There are many factors which are responsible for the value of the currency. Among them the key factors are inflow of foreign investments (demand for domestic currency), balance of trade (net of imports and exports), foreign remittances (inflow of foreign currency), inflation, gross domestic product, monetary policy, global events etc.
Currency is a commodity. The basic principle which determines price of a commodity is demand and supply. Similarly, the value of a nation's currency is determined by the demand and supply of that particular currency in the international market. Thus the only mean of increasing the value of the currency is to generate more demand for that currency.

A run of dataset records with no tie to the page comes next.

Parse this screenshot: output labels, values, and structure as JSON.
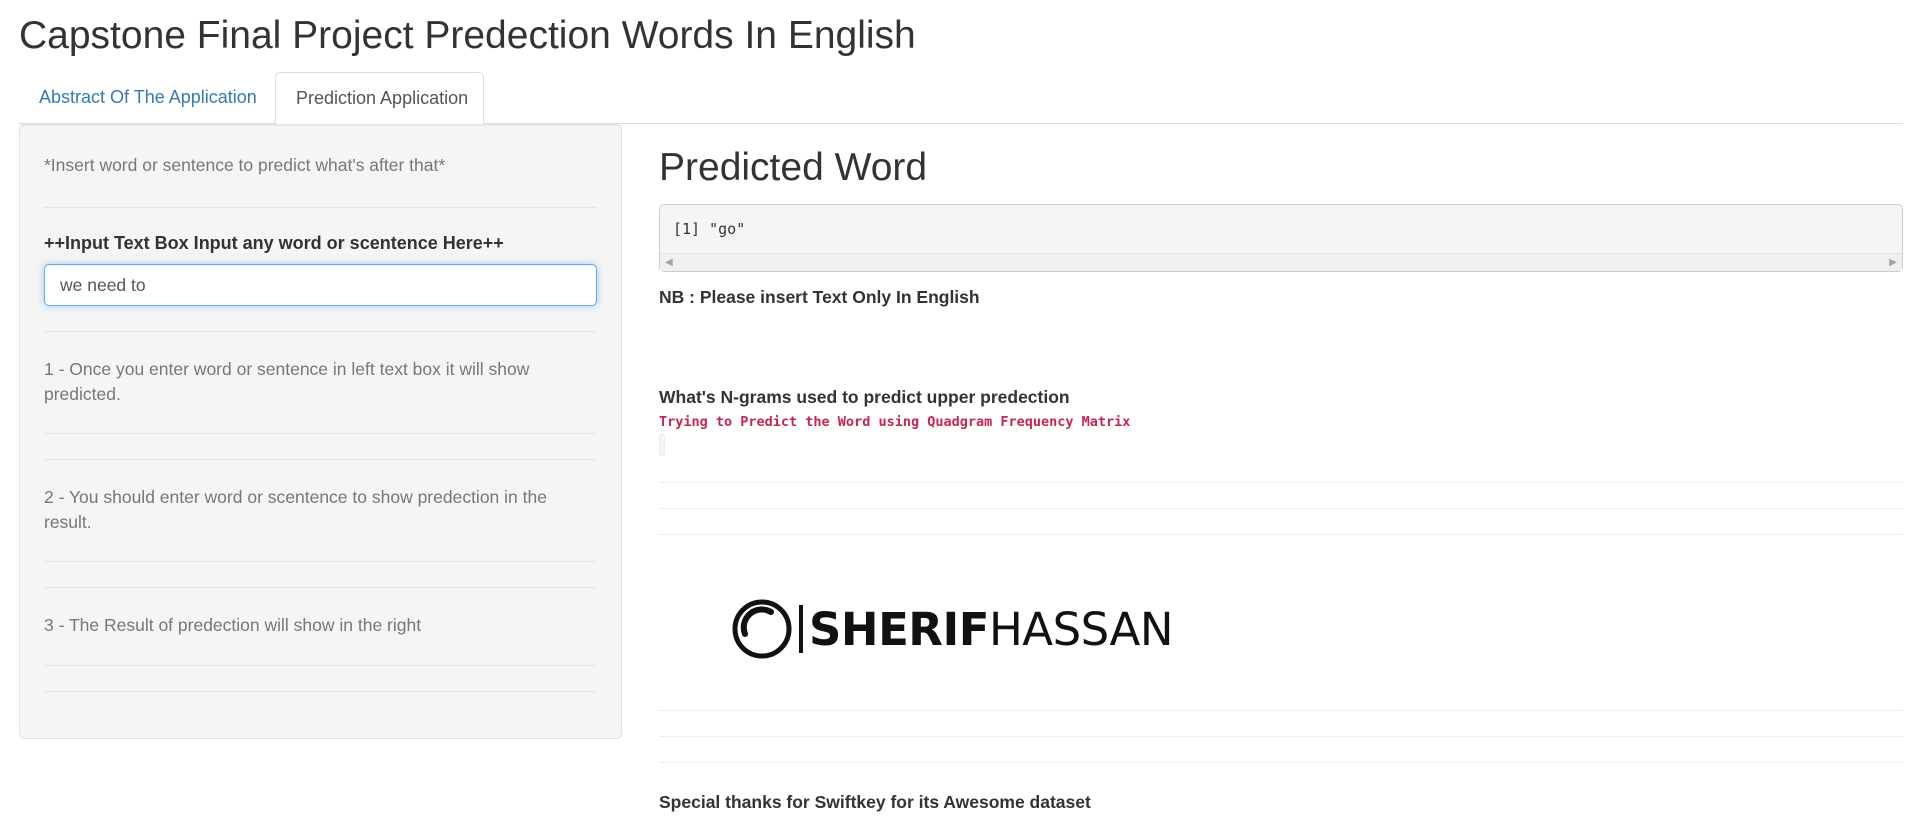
{
  "page": {
    "title": "Capstone Final Project Predection Words In English"
  },
  "tabs": [
    {
      "label": "Abstract Of The Application",
      "active": false
    },
    {
      "label": "Prediction Application",
      "active": true
    }
  ],
  "sidebar": {
    "intro": "*Insert word or sentence to predict what's after that*",
    "input_label": "++Input Text Box Input any word or scentence Here++",
    "input_value": "we need to",
    "notes": [
      "1 - Once you enter word or sentence in left text box it will show predicted.",
      "2 - You should enter word or scentence to show predection in the result.",
      "3 - The Result of predection will show in the right"
    ]
  },
  "main": {
    "heading": "Predicted Word",
    "output": "[1] \"go\"",
    "nb": "NB : Please insert Text Only In English",
    "ngram_heading": "What's N-grams used to predict upper predection",
    "ngram_output": "Trying to Predict the Word using Quadgram Frequency Matrix",
    "logo": {
      "bold": "SHERIF",
      "light": "HASSAN"
    },
    "thanks": "Special thanks for Swiftkey for its Awesome dataset"
  },
  "colors": {
    "link": "#337ab7",
    "code": "#c7254e",
    "focus": "#66afe9"
  },
  "icons": [
    "scroll-left-arrow-icon",
    "scroll-right-arrow-icon",
    "logo-ring-icon"
  ]
}
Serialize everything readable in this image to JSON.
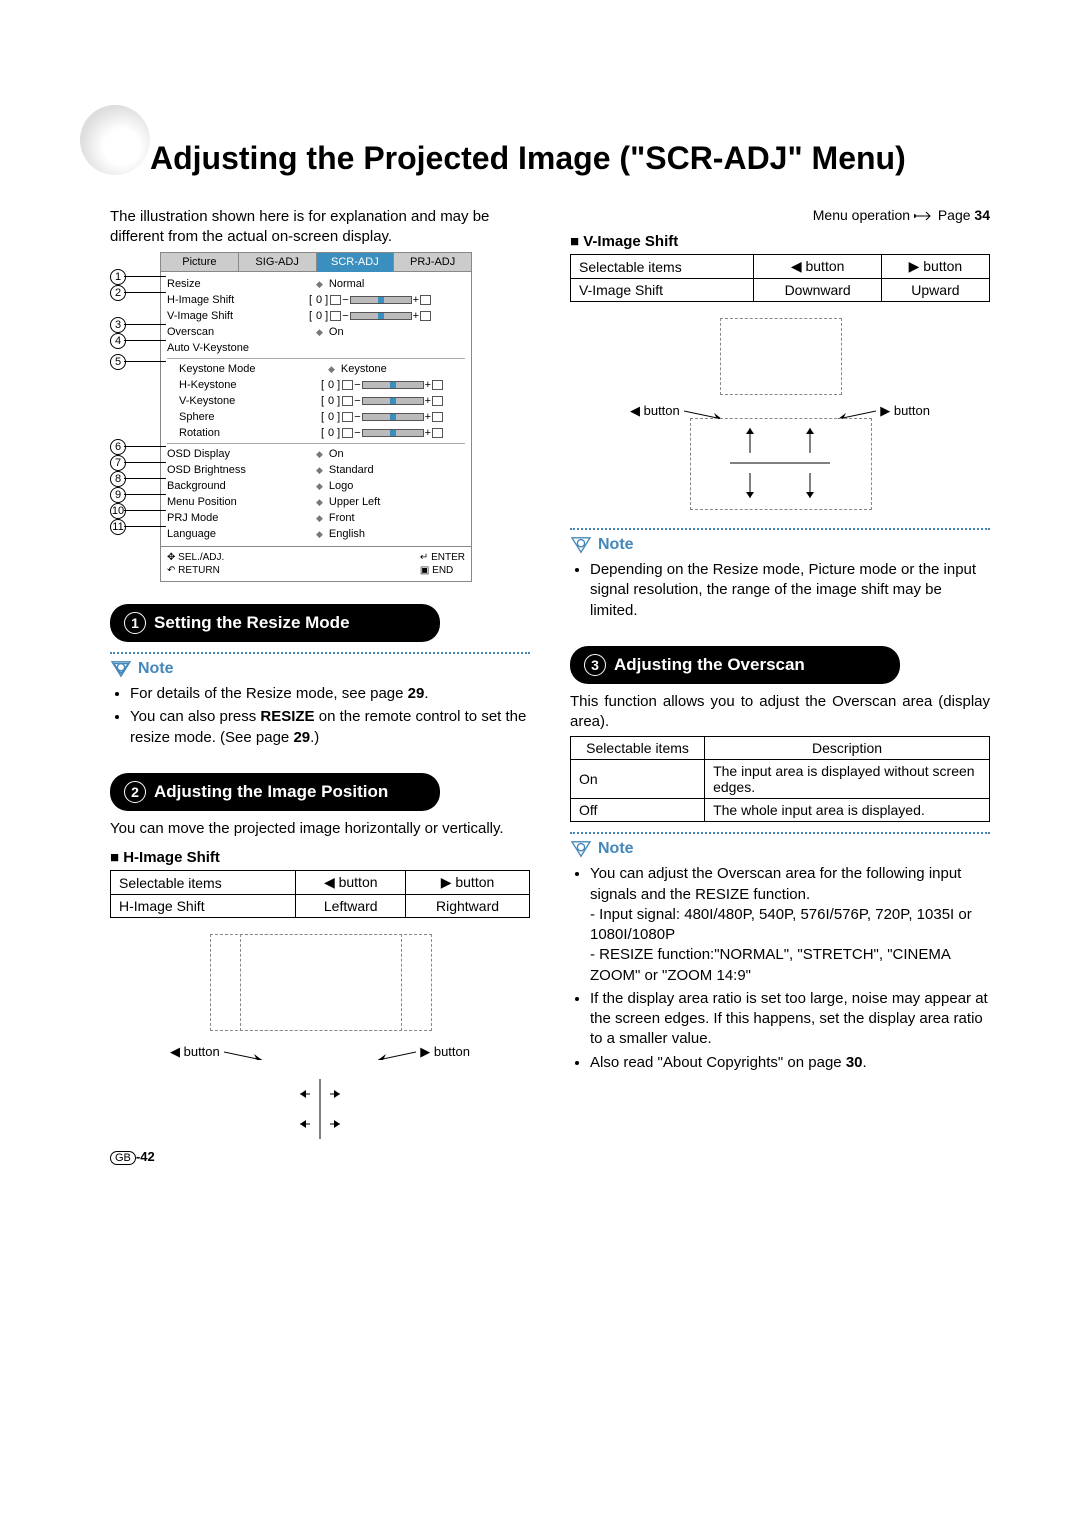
{
  "page": {
    "title": "Adjusting the Projected Image (\"SCR-ADJ\" Menu)",
    "menu_op": "Menu operation ",
    "menu_op_page_label": "Page ",
    "menu_op_page": "34",
    "intro": "The illustration shown here is for explanation and may be different from the actual on-screen display.",
    "number_region": "GB",
    "number": "-42"
  },
  "osd": {
    "tabs": [
      "Picture",
      "SIG-ADJ",
      "SCR-ADJ",
      "PRJ-ADJ"
    ],
    "active_tab": "SCR-ADJ",
    "rows": [
      {
        "n": 1,
        "label": "Resize",
        "type": "opt",
        "val": "Normal"
      },
      {
        "n": 2,
        "label": "H-Image Shift",
        "type": "slider",
        "mid": "[",
        "val": "0"
      },
      {
        "n": 2,
        "label": "V-Image Shift",
        "type": "slider",
        "mid": "[",
        "val": "0",
        "join": true
      },
      {
        "n": 3,
        "label": "Overscan",
        "type": "opt",
        "val": "On"
      },
      {
        "n": 4,
        "label": "Auto V-Keystone",
        "type": "none"
      },
      {
        "sep": true
      },
      {
        "n": 5,
        "label": "Keystone Mode",
        "type": "opt",
        "val": "Keystone",
        "indent": true
      },
      {
        "n": 5,
        "label": "H-Keystone",
        "type": "slider",
        "mid": "[",
        "val": "0",
        "indent": true,
        "join": true
      },
      {
        "n": 5,
        "label": "V-Keystone",
        "type": "slider",
        "mid": "[",
        "val": "0",
        "indent": true,
        "join": true
      },
      {
        "n": 5,
        "label": "Sphere",
        "type": "slider",
        "mid": "[",
        "val": "0",
        "indent": true,
        "join": true
      },
      {
        "n": 5,
        "label": "Rotation",
        "type": "slider",
        "mid": "[",
        "val": "0",
        "indent": true,
        "join": true
      },
      {
        "sep": true
      },
      {
        "n": 6,
        "label": "OSD Display",
        "type": "opt",
        "val": "On"
      },
      {
        "n": 7,
        "label": "OSD Brightness",
        "type": "opt",
        "val": "Standard"
      },
      {
        "n": 8,
        "label": "Background",
        "type": "opt",
        "val": "Logo"
      },
      {
        "n": 9,
        "label": "Menu Position",
        "type": "opt",
        "val": "Upper Left"
      },
      {
        "n": 10,
        "label": "PRJ Mode",
        "type": "opt",
        "val": "Front"
      },
      {
        "n": 11,
        "label": "Language",
        "type": "opt",
        "val": "English"
      }
    ],
    "footer": {
      "sel": "SEL./ADJ.",
      "return": "RETURN",
      "enter": "ENTER",
      "end": "END"
    }
  },
  "sections": {
    "s1": {
      "num": "1",
      "title": "Setting the Resize Mode",
      "note_label": "Note",
      "notes": [
        "For details of the Resize mode, see page 29.",
        "You can also press RESIZE on the remote control to set the resize mode. (See page 29.)"
      ]
    },
    "s2": {
      "num": "2",
      "title": "Adjusting the Image Position",
      "body": "You can move the projected image horizontally or vertically.",
      "h_head": "■ H-Image Shift",
      "v_head": "■ V-Image Shift",
      "table_h": {
        "c1": "Selectable items",
        "c2": "◀ button",
        "c3": "▶ button",
        "r1c1": "H-Image Shift",
        "r1c2": "Leftward",
        "r1c3": "Rightward"
      },
      "table_v": {
        "c1": "Selectable items",
        "c2": "◀ button",
        "c3": "▶ button",
        "r1c1": "V-Image Shift",
        "r1c2": "Downward",
        "r1c3": "Upward"
      },
      "btn_left": "◀ button",
      "btn_right": "▶ button",
      "note_label": "Note",
      "notes": [
        "Depending on the Resize mode, Picture mode or the input signal resolution, the range of the image shift may be limited."
      ]
    },
    "s3": {
      "num": "3",
      "title": "Adjusting the Overscan",
      "body": "This function allows you to adjust the Overscan area (display area).",
      "table": {
        "c1": "Selectable items",
        "c2": "Description",
        "r1c1": "On",
        "r1c2": "The input area is displayed without screen edges.",
        "r2c1": "Off",
        "r2c2": "The whole input area is displayed."
      },
      "note_label": "Note",
      "notes_lead": "You can adjust the Overscan area for the following input signals and the RESIZE function.",
      "notes_sub": [
        "Input signal: 480I/480P, 540P, 576I/576P, 720P, 1035I or 1080I/1080P",
        "RESIZE function:\"NORMAL\", \"STRETCH\", \"CINEMA ZOOM\" or \"ZOOM 14:9\""
      ],
      "note2": "If the display area ratio is set too large, noise may appear at the screen edges. If this happens, set the display area ratio to a smaller value.",
      "note3": "Also read \"About Copyrights\" on page 30."
    }
  }
}
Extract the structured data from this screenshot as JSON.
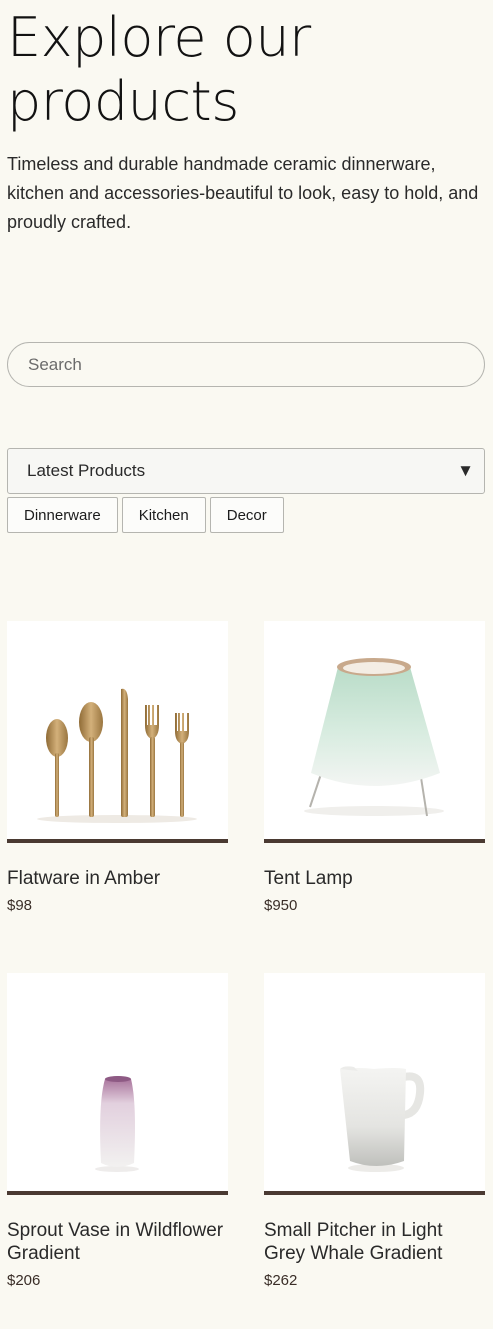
{
  "hero": {
    "title": "Explore our products",
    "subtitle": "Timeless and durable handmade ceramic dinnerware, kitchen and accessories-beautiful to look, easy to hold, and proudly crafted."
  },
  "search": {
    "placeholder": "Search"
  },
  "sort": {
    "selected": "Latest Products",
    "caret": "▼"
  },
  "filters": [
    "Dinnerware",
    "Kitchen",
    "Decor"
  ],
  "products": [
    {
      "name": "Flatware in Amber",
      "price": "$98",
      "image": "flatware"
    },
    {
      "name": "Tent Lamp",
      "price": "$950",
      "image": "lamp"
    },
    {
      "name": "Sprout Vase in Wildflower Gradient",
      "price": "$206",
      "image": "vase"
    },
    {
      "name": "Small Pitcher in Light Grey Whale Gradient",
      "price": "$262",
      "image": "pitcher"
    }
  ],
  "colors": {
    "background": "#faf9f2",
    "accent_bar": "#4a3a32",
    "amber": "#b8955a",
    "lamp_green": "#bfe0cf"
  }
}
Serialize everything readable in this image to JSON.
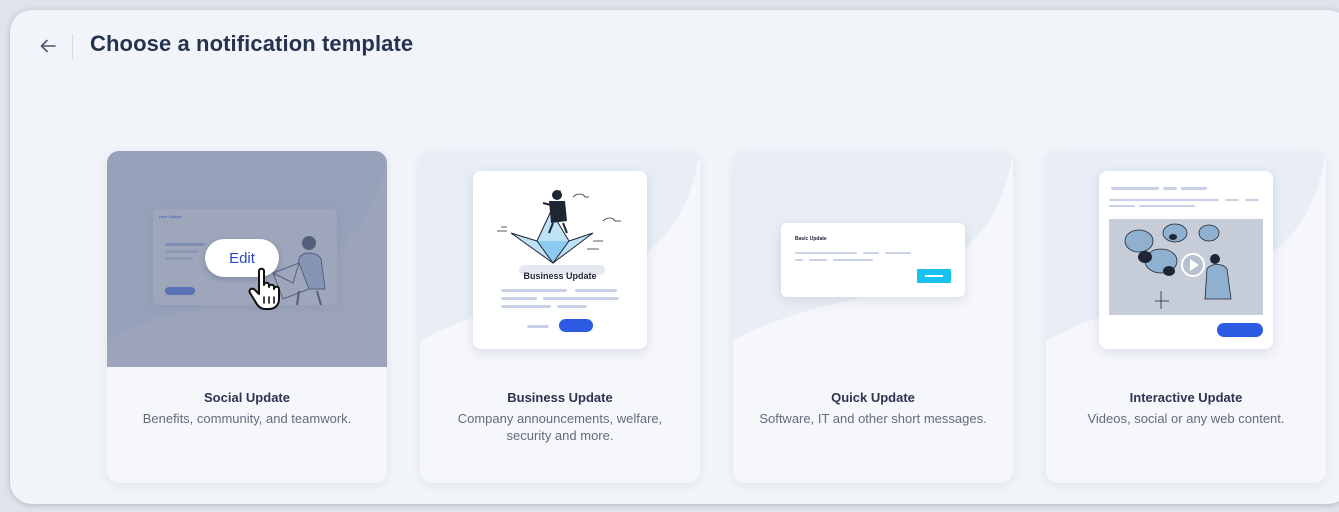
{
  "header": {
    "back_icon": "arrow-left-icon",
    "title": "Choose a notification template"
  },
  "colors": {
    "accent": "#2d5be3",
    "cyan": "#18c2f0",
    "title": "#26324f",
    "panel": "#f1f4f9"
  },
  "cards": [
    {
      "title": "Social Update",
      "description": "Benefits, community, and teamwork.",
      "preview_heading": "New Update",
      "hover": true,
      "edit_label": "Edit"
    },
    {
      "title": "Business Update",
      "description": "Company announcements, welfare, security and more.",
      "preview_heading": "Business Update"
    },
    {
      "title": "Quick Update",
      "description": "Software, IT and other short messages.",
      "preview_heading": "Basic Update"
    },
    {
      "title": "Interactive Update",
      "description": "Videos, social or any web content."
    }
  ]
}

The central bank of each country closely monitor the value of the currency in the international market and intervenes as and when required to arrest any significant slide or steep appreciation. The advantages of an appreciating currency are as follows:
Imports getting cheaper: Due o higher demand of the currency in the international markets, the exports will get dearer while imports will become cheaper. In case of a country is highly dependent on imports, it will help them in building raw material reserves.
The major disadvantages are as below:
Lower domestic output:Due to higher prices in the market, the products of the country will become costlier. Lower demand will eventually pull down the demand of the products (if it is more elastic) resulting in lower output.
More incentives for export promotion: As exports become costlier, the factories need to add more incentives to make the products more attractive.
Eroding value of expatriated profits:The value of earnings of companies operating outside the country will deplete as the value will be less in terms of domestic currency.
Measures taken by the central bank to increase value of currency:
Mopping up foreign currency (Dollar in case of Indian Rupee) from the currency market:RBI buys dollar from the currency market in order to arrest depreciation.
Building conducive environment for foreign investments: This is the most important factor for currency appreciation. Various government policies which determines foreign investments levels are responsible for making a favorable investment environment. Higher levels of foreign investments will make the currency appreciate.
There is very less common people can do to increase value of currency in short term. However, in longer term, higher remittances from foreign countries etc can help currency appreciations. On the other hand, avoidance of speculation of importers in the currency markets in anticipation of currency depreciation may help appreciation of the currency.